Tote Hose? Sieben Tipps für heißen Sex über 40

Rettet euer Sexleben! Auch in einer langjährigen Partnerschaft, trotz Kindern und stressigen Jobs kann man im Bett bei der Stange bleiben. Diese Tipps helfen!

Wer glaubt, dass man für heißen, aufregenden Sex 25 sein muss, sich in Latexanzüge zwängen oder mit Handschellen und Peitsche den Partner erschrecken sollte, hat sich zum Glück getäuscht. Experten zu Folge gibt es ganz einfache Lösungen, wenn der Sex nur noch müde vor sich hin plätschert. 

1. Sexdate: Verabredet euch!

Im Film sieht spontaner Sex so aus: Ein Paar kommt nach Hause, sie im roten MInikleid, er im Anzug. Die Tür fällt ins Schloss und das Paar noch im Flur übereinander her. Hollywood hängt die Latte da auch ziemlich hoch. Dabei ist kurzentschlossner Sex gar nicht unbedingt besser als geplanter. Der ist nur leider ziemlich oft ziemlich langweilig. Und Langeweile ist der Erotik-Killer Nummer eins. Experten empfehlen deshalb: Einfach die Assoziation ändern. Statt zu denken: " Ok, nachher dann eine schnelle Nummer, dann schlafen und morgen früh wieder hoch" lieber in Rendezvous denken - klingt auch gleich viel aphrodisierender. Es soll übrigens auch anregend wirken, wenn man schon vorher über das hinterher spricht...

2. Einfach mal gleiten lassen

Es hilft allen Beteiligten ungemein, wenn die Frau auch voll auf ihre Kosten kommt. Gleitmittel kann daher Wunder wirken. Das macht das ganze nicht nur viel intensiver sondern für viele Frauen auch überhaupt erst erfolgreich.

3. Was wünschst du dir von mir?

Männer wollen immer und Frauen haben ständig Kopfschmerzen - so das gängige Vorurteil. Doch woran liegt das? Gemeinsam mit dem Partner hilft es, die eigenen Bedürfnisse zu ergründen - auch die nicht-sexuellen. Vor allem Frauen wünschen sich oft mehr Intimität, Unterstützung und Aufmerksamkeit - und zwar nicht nur dann, wenn er Sex will. Je zufriedener wir mit uns selbst sind, desto zufriedener sind wir mit der Beziehung - und das sorgt für Zufriedenheit im Schlafzimmer. 

4. Mit Achtsamkeit zum Höhepunkt

Männer können bewiesenermaßen besser abschalten. Wir Frauen hingegen denken viel zu viel nach und nehmen das, was am Tag passiert ist auch abends mit ins Bett. Am Ende ist aber genau das der Grund, warum wir keinen Orgasmus haben - weil wir gerade gedanklich an anderen Höhepunkten im Alltag arbeiten... Dreckwäsche, Job, Haushalt, Termine. Wenn das nächste mal beim Sex schon wieder gedanklich To-do-Listen bearbeitet werden: Tief einatmen und neu fokussieren - auf den eigenen und den Körper des Partners.

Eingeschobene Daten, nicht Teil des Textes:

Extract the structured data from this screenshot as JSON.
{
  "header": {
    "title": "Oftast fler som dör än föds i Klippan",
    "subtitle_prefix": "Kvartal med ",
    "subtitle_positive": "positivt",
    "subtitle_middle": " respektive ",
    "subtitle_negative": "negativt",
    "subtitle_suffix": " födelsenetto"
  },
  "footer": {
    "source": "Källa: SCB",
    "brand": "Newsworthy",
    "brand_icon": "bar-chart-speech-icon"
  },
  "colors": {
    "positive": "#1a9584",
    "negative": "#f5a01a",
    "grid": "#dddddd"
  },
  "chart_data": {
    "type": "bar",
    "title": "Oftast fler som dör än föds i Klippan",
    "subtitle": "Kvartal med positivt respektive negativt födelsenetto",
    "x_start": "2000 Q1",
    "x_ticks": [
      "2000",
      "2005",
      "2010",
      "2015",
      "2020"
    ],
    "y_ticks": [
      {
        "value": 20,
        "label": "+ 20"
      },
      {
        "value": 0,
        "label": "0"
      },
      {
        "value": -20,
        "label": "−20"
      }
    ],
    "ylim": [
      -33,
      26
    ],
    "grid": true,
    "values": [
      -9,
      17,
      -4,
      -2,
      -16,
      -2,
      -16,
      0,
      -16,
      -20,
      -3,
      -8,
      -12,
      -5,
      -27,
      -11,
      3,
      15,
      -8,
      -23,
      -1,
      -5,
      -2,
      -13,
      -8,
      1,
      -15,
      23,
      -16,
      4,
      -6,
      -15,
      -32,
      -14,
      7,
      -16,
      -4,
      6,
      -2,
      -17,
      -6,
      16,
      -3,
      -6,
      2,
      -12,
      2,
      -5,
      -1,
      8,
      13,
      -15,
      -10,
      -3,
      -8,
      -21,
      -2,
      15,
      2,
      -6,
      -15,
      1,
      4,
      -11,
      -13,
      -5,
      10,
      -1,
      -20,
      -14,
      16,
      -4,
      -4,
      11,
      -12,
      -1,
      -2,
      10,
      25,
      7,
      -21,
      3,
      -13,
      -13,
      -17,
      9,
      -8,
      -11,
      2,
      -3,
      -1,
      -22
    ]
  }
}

Achtsamkeit im Alltag hilft auch beim Sex anwesend zu sein. Und der Orgasmus kann kommen. 

5. Bettgeflüster: Redet drüber

Reden über Sex: Für manche eine echte Überwindung. Doch es hilft nichts: Wenn man nicht sagst, was gefällt, wird es auch nicht besser. Leichter fällt es vielen, wenn man mit dem Partner nach dem Sex spricht. Da ist man dann schon mal beim Thema. Wichtig: Immer mit dem Positiven anfangen - Was hat gefallen und was tat richtig gut. So fühlt es sich nicht an, als ob man nur über Sex redet, wenn es ein Problem gibt.

6. Viel Masturbieren

Mal platt gesagt: Wenn man weißt, wie man es sich selbst besorgen kannst, hilft das Wissen auch dem Partner. Das muss man dann nur noch kommunizieren - siehe Punkt 5. Übrigens: Masturbation erhöht auch die Lust auf Sex. Ein Hoch auf die Handarbeit!

7. Challenge: 7 Tage Sex

Ein "Sexperiment", das wahre Wunder wirken soll: Jeden Tag Sex, eine ganze Woche lang. Das ist natürlich beliebig erweiterbar und beruht auf der Annahme: Je mehr Sex man hat, desto mehr will man es. Und danach soll es sich angeblich etwa bei einmal pro Woche einpendeln. Laut Studie dauert der perfekte Geschlechtsverkehr übrigens zwischen 7 und 13 Minuten. Da ist dann auch die vermeintlich fehlende Zeit keine Ausrede mehr für ein kleines prickelndes Intermezzo.